Behind-the-scenes footage shows Fellini's hands-on approach and brusqueness. He would shout instructions hysterically and manhandle the actors and extras. Fellini said, "Puppets are happy to be puppets, if the puppet has a good puppeteer."
Today, Fellini's presence is everywhere on the Si Mostra tour. There's Venusia's colossal crowned head - seen emerging menacingly from the Venetian lagoon in Casanova - plonked by the pavillion Palazzina Presidenziale. Inside are more surreal props and sculptures, made by members of the De Angelis family, who have been working here for 70 years. Historic costumes in nearby Palazzina Fellini include Sutherland's dandy Casanova garb and Anita Ekberg's La Dolce Vita dress.

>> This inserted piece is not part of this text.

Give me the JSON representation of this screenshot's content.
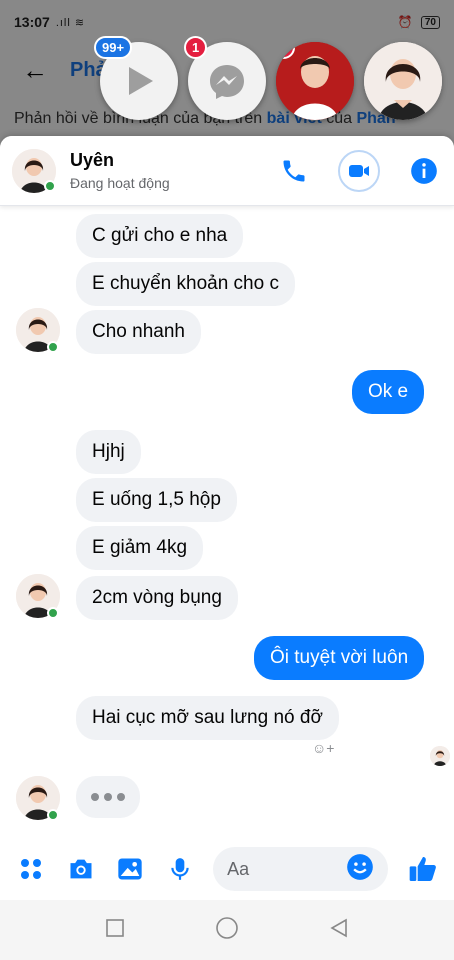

Nino Rota's emotive soundtracks, which captured Fellini-esque magic and nostalgia, chime around every corner. Fellini's reconstructed office from Teatro 5 - the legendary 2,787m2 soundstage that was most favoured by the director - has his hat, scarf and coloured pens.
For production director Maurizio Sperandini, the artisan ingenuity at Cinecittà lives on through today's impressive sets. "Life at Cinecittà is always frenetic," he says. "There are sometimes four sets being built simultaneously by a group of 50 full- timers plus temps. For the Rome TV set we had 200 workers, including carpenters, painters, scaffolders and painters." Building a 19th-century Broadway for Scorsese's Gangs of New York was "the most challenging", but one of Sperandini's career highlights came on the set of The Life Aquatic (2004), when the director, Wes Anderson, asked him to demolish the wall of Teatro 5 so his new lens, shipped from LA, could film the entire cross-section of a 50m-long ship.
"I said it wasn't possible. Not even Fellini would have asked such a thing. There was panic. I proposed that we move the ship back five metres, but it seemed impossible without dismantling it - lights, fittings…" Then, using a special system of hydraulic pistons usually employed for raising bridges, Sperandini's crew shifted the ship 10cm at a time. "In less than 48 hours, we managed to move it five metres. Wes Anderson and the American producers were amazed."
Of course, these days times are tough, even in the multimillion-dollar film industry. However, Cinecittà hopes tax breaks will woo more international film makers back - Woody Allen and Bertolucci have both just shot films here. In the meantime, the studio can cherish its position as the birthplace of Italian cinema and the place where Fellini plied his trade. "For me, every journey starts and ends at the studios of Cinecittà," the director said. "It's my ideal world. The cosmic space before the Big Bang."